U.S. Treasurys prices fell on Thursday after the government had to pay more to sell $7 billion in new 30-year Treasuries Inflation-Protected Securities (TIPS).
Prices also dropped as investors reworked positions, a day after the Federal Reserve struck a more dovish tone than expected at its June meeting.
The TIPS were sold at a high yield of 1.116 percent, around 3 basis points higher than where the debt traded before the sale. "It was much weaker than we thought," said Rick Klingman, a Treasuries trader at Societe Generale in New York.
The weakness came after bonds rallied on Thursday morning as investors covered bearish Treasurys positions made on expectations that the Fed would take a more hawkish tone on Wednesday.
Stronger-than-expected consumer price data on Tuesday had led some investors to expect the Fed would hint towards interest rate hikes sooner than had been previously expected.
"There's dislocations all across the curve from yesterday," said Tom Tucci, head of Treasuries trading at CIBC in New York.

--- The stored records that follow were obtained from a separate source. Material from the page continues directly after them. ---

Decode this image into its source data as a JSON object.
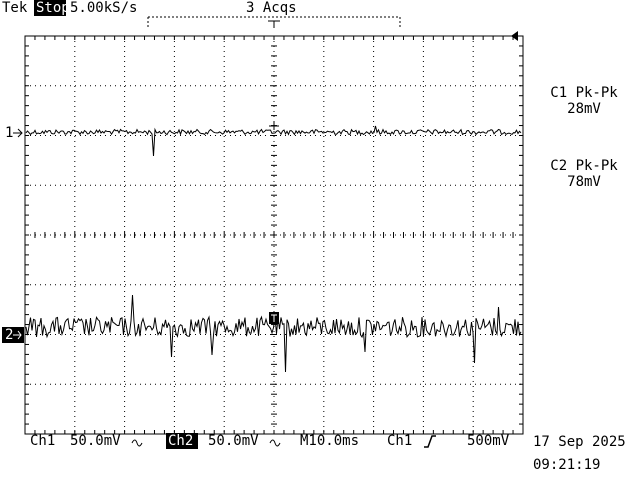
{
  "header": {
    "brand": "Tek",
    "status": "Stop:",
    "sample_rate": "5.00kS/s",
    "acquisitions": "3 Acqs"
  },
  "markers": {
    "ch1": "1",
    "ch2": "2"
  },
  "measurements": [
    {
      "label": "C1 Pk-Pk",
      "value": "28mV"
    },
    {
      "label": "C2 Pk-Pk",
      "value": "78mV"
    }
  ],
  "footer": {
    "ch1_label": "Ch1",
    "ch1_scale": "50.0mV",
    "ch2_label": "Ch2",
    "ch2_scale": "50.0mV",
    "timebase": "M10.0ms",
    "trigger_source": "Ch1",
    "trigger_level": "500mV"
  },
  "timestamp": {
    "date": "17 Sep 2025",
    "time": "09:21:19"
  }
}
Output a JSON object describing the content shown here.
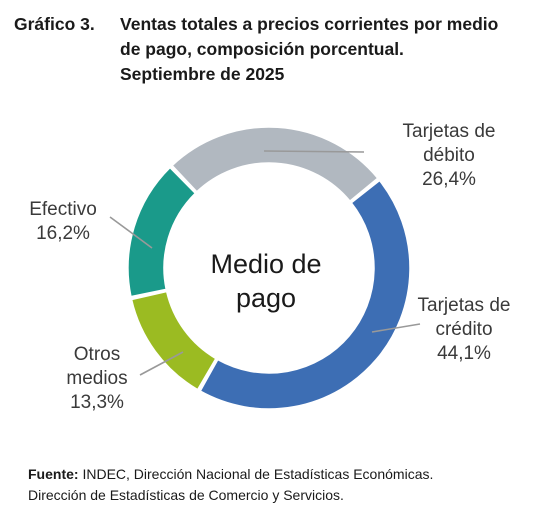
{
  "header": {
    "figure_number": "Gráfico 3.",
    "title_lines": [
      "Ventas totales a precios corrientes por medio",
      "de pago, composición porcentual.",
      "Septiembre de 2025"
    ]
  },
  "chart_data": {
    "type": "pie",
    "variant": "donut",
    "center_label_lines": [
      "Medio de",
      "pago"
    ],
    "slices": [
      {
        "name": "Tarjetas de débito",
        "label_lines": [
          "Tarjetas de",
          "débito"
        ],
        "value": 26.4,
        "value_label": "26,4%",
        "color": "#b1b8c0"
      },
      {
        "name": "Tarjetas de crédito",
        "label_lines": [
          "Tarjetas de",
          "crédito"
        ],
        "value": 44.1,
        "value_label": "44,1%",
        "color": "#3d6eb4"
      },
      {
        "name": "Otros medios",
        "label_lines": [
          "Otros",
          "medios"
        ],
        "value": 13.3,
        "value_label": "13,3%",
        "color": "#9bbb22"
      },
      {
        "name": "Efectivo",
        "label_lines": [
          "Efectivo"
        ],
        "value": 16.2,
        "value_label": "16,2%",
        "color": "#1a9a8a"
      }
    ],
    "leader_line_color": "#999999"
  },
  "footer": {
    "source_label": "Fuente:",
    "source_line1": " INDEC, Dirección Nacional de Estadísticas Económicas.",
    "source_line2": "Dirección de Estadísticas de Comercio y Servicios."
  }
}
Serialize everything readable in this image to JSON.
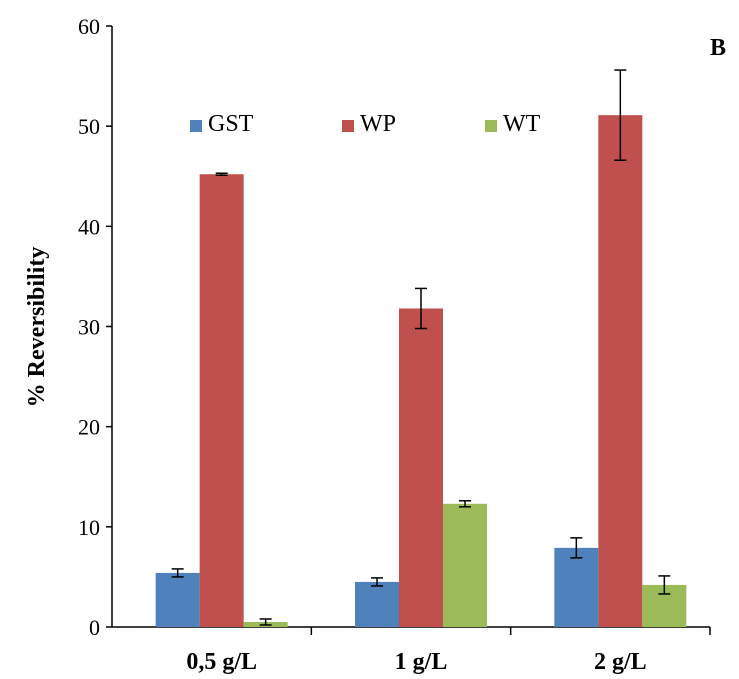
{
  "chart_data": {
    "type": "bar",
    "panel_label": "B",
    "ylabel": "% Reversibility",
    "xlabel": "",
    "ylim": [
      0,
      60
    ],
    "yticks": [
      0,
      10,
      20,
      30,
      40,
      50,
      60
    ],
    "categories": [
      "0,5 g/L",
      "1 g/L",
      "2 g/L"
    ],
    "series": [
      {
        "name": "GST",
        "color": "#4F81BD",
        "values": [
          5.4,
          4.5,
          7.9
        ],
        "errors": [
          0.4,
          0.4,
          1.0
        ]
      },
      {
        "name": "WP",
        "color": "#C0504D",
        "values": [
          45.2,
          31.8,
          51.1
        ],
        "errors": [
          0.1,
          2.0,
          4.5
        ]
      },
      {
        "name": "WT",
        "color": "#9BBB59",
        "values": [
          0.5,
          12.3,
          4.2
        ],
        "errors": [
          0.3,
          0.3,
          0.9
        ]
      }
    ],
    "legend_position": "top",
    "grid": false
  }
}
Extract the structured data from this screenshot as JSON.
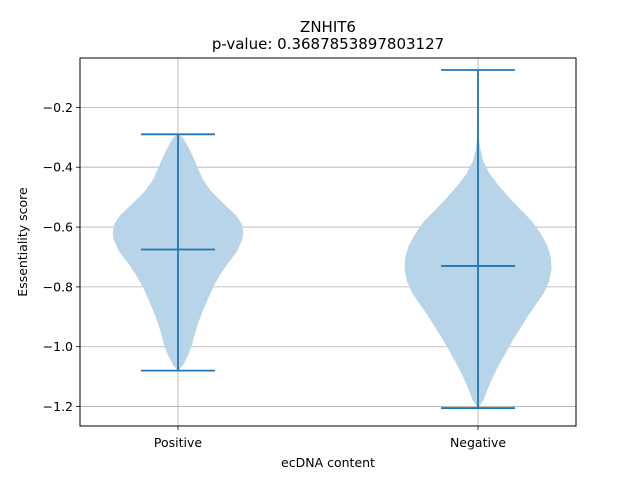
{
  "chart_data": {
    "type": "violin",
    "title": "ZNHIT6",
    "subtitle": "p-value: 0.3687853897803127",
    "xlabel": "ecDNA content",
    "ylabel": "Essentiality score",
    "categories": [
      "Positive",
      "Negative"
    ],
    "ylim": [
      -1.265,
      -0.035
    ],
    "yticks": [
      -1.2,
      -1.0,
      -0.8,
      -0.6,
      -0.4,
      -0.2
    ],
    "ytick_labels": [
      "−1.2",
      "−1.0",
      "−0.8",
      "−0.6",
      "−0.4",
      "−0.2"
    ],
    "grid": true,
    "colors": {
      "body": "#b8d4e8",
      "lines": "#1f77b4",
      "grid": "#b0b0b0"
    },
    "violins": [
      {
        "category": "Positive",
        "min": -1.08,
        "max": -0.29,
        "median": -0.675,
        "profile": [
          [
            -1.08,
            0.0
          ],
          [
            -1.06,
            0.07
          ],
          [
            -1.03,
            0.13
          ],
          [
            -1.0,
            0.18
          ],
          [
            -0.96,
            0.22
          ],
          [
            -0.92,
            0.27
          ],
          [
            -0.88,
            0.33
          ],
          [
            -0.84,
            0.4
          ],
          [
            -0.8,
            0.47
          ],
          [
            -0.76,
            0.56
          ],
          [
            -0.72,
            0.67
          ],
          [
            -0.68,
            0.79
          ],
          [
            -0.64,
            0.86
          ],
          [
            -0.62,
            0.87
          ],
          [
            -0.59,
            0.85
          ],
          [
            -0.56,
            0.77
          ],
          [
            -0.52,
            0.6
          ],
          [
            -0.48,
            0.44
          ],
          [
            -0.44,
            0.33
          ],
          [
            -0.4,
            0.26
          ],
          [
            -0.36,
            0.19
          ],
          [
            -0.33,
            0.13
          ],
          [
            -0.3,
            0.06
          ],
          [
            -0.29,
            0.0
          ]
        ]
      },
      {
        "category": "Negative",
        "min": -1.205,
        "max": -0.075,
        "median": -0.73,
        "profile": [
          [
            -1.205,
            0.0
          ],
          [
            -1.18,
            0.07
          ],
          [
            -1.14,
            0.13
          ],
          [
            -1.1,
            0.2
          ],
          [
            -1.06,
            0.28
          ],
          [
            -1.02,
            0.37
          ],
          [
            -0.98,
            0.46
          ],
          [
            -0.94,
            0.56
          ],
          [
            -0.9,
            0.66
          ],
          [
            -0.86,
            0.77
          ],
          [
            -0.82,
            0.88
          ],
          [
            -0.78,
            0.95
          ],
          [
            -0.74,
            0.98
          ],
          [
            -0.7,
            0.97
          ],
          [
            -0.66,
            0.92
          ],
          [
            -0.62,
            0.83
          ],
          [
            -0.58,
            0.72
          ],
          [
            -0.54,
            0.56
          ],
          [
            -0.5,
            0.41
          ],
          [
            -0.46,
            0.27
          ],
          [
            -0.42,
            0.15
          ],
          [
            -0.38,
            0.07
          ],
          [
            -0.34,
            0.03
          ],
          [
            -0.3,
            0.01
          ],
          [
            -0.2,
            0.005
          ],
          [
            -0.1,
            0.005
          ],
          [
            -0.075,
            0.0
          ]
        ]
      }
    ]
  }
}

The longer-dated yield curve steepened on Thursday as investors unwound bets on further flattening taken before the Fed meeting, and added bets that it may climb further.
The curve between and 30-year bonds steepened to 177 basis points, up from a five-year low of 165 basis points on Monday.
Benchmark 10-year notes fell 10/32 in price to yield 2.62 percent, after earlier falling as low as 2.57 percent. Five-year notes dropped 2/32 in price to yield 1.69 percent, up from 1.65 percent earlier.
Thirty-year bonds tumbled 1 0/32 in price to yield 3.46 percent, up from 3.40 percent.